Well written and good points raised here - first piece I've seen that directs criticism at Ms. Maroney and yet tempers it with wisdom.

Ms. Maroney is only 16, but, at 16, she has already been on the world stage multiple times. The blame for her lack of grace in her moment of "defeat" lies squarely with the lessons she's learned from her coaches, her parents, her teammates, and the commentators - she went into that competition with voices in her ears saying she was a "lock," that she was going to "blow away the field," that "no one in the world could even come closer" to her. Did anyone in that cacophany of voices even remotely suggest to her that, in all things competitive, you must ALWAYS prepare yourself that something could go wrong, or that someone else might be better that day?

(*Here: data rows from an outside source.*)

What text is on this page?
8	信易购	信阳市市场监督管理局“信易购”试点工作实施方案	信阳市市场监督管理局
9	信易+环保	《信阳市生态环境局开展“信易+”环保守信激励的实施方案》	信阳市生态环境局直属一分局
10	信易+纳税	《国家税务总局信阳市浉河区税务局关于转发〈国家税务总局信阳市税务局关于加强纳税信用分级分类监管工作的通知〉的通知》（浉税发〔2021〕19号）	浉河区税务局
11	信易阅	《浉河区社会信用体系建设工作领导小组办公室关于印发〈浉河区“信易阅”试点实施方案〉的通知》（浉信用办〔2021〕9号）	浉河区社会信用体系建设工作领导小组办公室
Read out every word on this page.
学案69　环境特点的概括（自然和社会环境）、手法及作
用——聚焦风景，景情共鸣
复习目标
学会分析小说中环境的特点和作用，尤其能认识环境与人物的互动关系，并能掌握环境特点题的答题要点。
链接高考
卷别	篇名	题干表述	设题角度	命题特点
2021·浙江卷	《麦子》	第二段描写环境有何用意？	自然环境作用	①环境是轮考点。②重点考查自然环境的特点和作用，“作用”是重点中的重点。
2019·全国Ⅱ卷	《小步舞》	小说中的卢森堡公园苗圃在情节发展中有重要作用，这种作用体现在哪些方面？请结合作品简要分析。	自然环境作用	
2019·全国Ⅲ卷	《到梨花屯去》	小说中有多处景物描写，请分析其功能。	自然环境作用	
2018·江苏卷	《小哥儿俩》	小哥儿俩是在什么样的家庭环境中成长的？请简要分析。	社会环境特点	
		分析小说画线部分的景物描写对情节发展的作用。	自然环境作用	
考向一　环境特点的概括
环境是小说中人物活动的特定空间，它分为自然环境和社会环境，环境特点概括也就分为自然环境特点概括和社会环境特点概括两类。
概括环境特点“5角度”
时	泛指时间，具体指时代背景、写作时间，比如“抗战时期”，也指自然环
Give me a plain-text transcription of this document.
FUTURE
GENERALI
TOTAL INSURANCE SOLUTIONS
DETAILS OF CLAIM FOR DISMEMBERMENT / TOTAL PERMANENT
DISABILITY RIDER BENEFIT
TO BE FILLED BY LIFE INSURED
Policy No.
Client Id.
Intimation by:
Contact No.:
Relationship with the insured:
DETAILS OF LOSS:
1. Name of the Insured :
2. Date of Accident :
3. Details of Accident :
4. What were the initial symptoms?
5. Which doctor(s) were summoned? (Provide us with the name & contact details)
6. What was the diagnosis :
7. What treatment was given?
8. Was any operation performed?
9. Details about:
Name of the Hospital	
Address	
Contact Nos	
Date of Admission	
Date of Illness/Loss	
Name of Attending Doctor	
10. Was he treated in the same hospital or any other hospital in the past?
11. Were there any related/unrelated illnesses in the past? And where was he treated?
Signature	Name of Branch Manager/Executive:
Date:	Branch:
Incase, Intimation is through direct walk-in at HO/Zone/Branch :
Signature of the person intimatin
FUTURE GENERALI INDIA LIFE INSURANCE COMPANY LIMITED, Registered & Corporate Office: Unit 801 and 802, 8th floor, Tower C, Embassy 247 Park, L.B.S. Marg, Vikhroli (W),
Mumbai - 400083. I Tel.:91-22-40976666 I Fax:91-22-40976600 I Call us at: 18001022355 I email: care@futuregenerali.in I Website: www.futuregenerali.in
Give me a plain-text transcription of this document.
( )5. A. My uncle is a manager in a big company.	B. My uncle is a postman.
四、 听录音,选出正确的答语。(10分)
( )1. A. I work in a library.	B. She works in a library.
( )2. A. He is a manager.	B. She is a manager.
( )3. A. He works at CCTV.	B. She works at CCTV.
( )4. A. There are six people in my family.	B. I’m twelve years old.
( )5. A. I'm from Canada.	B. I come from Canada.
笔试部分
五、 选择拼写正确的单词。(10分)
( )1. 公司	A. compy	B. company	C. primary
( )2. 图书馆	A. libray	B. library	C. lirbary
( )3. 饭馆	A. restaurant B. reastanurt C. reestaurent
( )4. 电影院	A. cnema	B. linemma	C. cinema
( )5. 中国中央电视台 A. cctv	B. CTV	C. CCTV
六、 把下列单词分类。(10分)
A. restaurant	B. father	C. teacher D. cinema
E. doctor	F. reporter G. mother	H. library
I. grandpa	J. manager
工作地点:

Michelle Kwan was the picture epitome of grace when she, the gold medal favorite at her first Olympics, "lost" it to a 14-year-old upstart named Tara Lipinski. She said publicly many times that she "didn't lose the gold, [she] won the silver."

The definition of a "great" athlete has been said to mean an athlete who "changes the face of his or her sport." In spite of never having won an Olympic gold, Ms. Kwan did just that. That is the "greatness" to which Ms. Maroney should aspire - not the color of the medal, but the color of her character.

Ron in Alexandria

Righto L.C., righto. She robbed only herself when she failed to absorb and appreciate her accomplishment as a silver medalist by her curious bad choice of being exasperated with her "failure" to receive the gold medal. It was an extraordinary case of self-diminishment on a world-wide stage. I hope she learns from this experience and grows from it, because regret is a potent toxin.